Another example is using unsafe code in C#. I can’t tell you how many times I’ve seen programmers employ unsafe pointer arithmetic to avoid the automatic bounds checking generated by the CLR JIT compiler. It is true that in some circumstances this can be a win. But it is also true that most programmers who do this never bothered to crack open the resulting assembly to see that the JIT compiler does a fairly decent job at automatic bounds check hoisting. This is an example where the cost of the optimization outweighs the benefits in most circumstances. The cost to pin memory, the risk of heap corruption due to a failure to properly pin memory or an offset error, and the complication in the code, are all just not worth it. Unless you really have actually measured and found the routine to be a problem.
If it smells way too complicated, it probably is.
I’m not saying Knuth didn’t have a good point. He did. But the “premature optimization is the root of all evil” pop-culture and witty statement is not a license to ignore performance altogether. It’s not justification to be sloppy about writing code. Proactive attention to performance is priceless, especially for certain kinds of product- and systems-level software.
My hope is that this article has helped to instill a better sense, or reinforce an existing good sense, for what matters, where it matters, and why it matters when it comes to performance. Before you write a line of code, you really need to have a budget for what you can afford; and, as you write your code, you must know what that code costs, and keep a constant mental tally of how much of that budget has been spent. Don’t exceed the budget, and most certainly do not ignore it and just hope that wishful thinking will save your behind. Building up this debt will cost you down the road, I promise. And ultimately, test-driven development works for performance too; you will at least know right away once you have exceeded your budget.
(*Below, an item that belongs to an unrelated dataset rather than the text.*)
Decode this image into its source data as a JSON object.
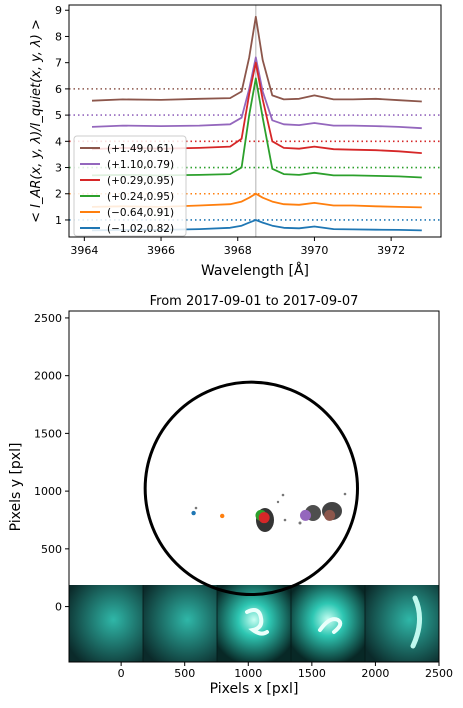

Think about worst case performance. It’s not the only thing that matters, but particularly when the best and worst case differ by an order of magnitude, you will probably need to think more holistically about the composition of caller and callee while building a larger program out of constituent parts.
And lastly, the productivity and safety gains of managed code, thanks to nice abstractions, type- and memory-safety, and automatic memory management, do not have to come at the expense of performance. Indeed this is a stereotype that performance conscious programmers are in a position to break down. All you need to do is slow down and be thoughtful about each and every line of code you write. Remember, programming is as much engineering as it is an art. Measure, measure, measure; and, of course, be thoughtful, intentional, and responsible in crafting beautiful and performant code.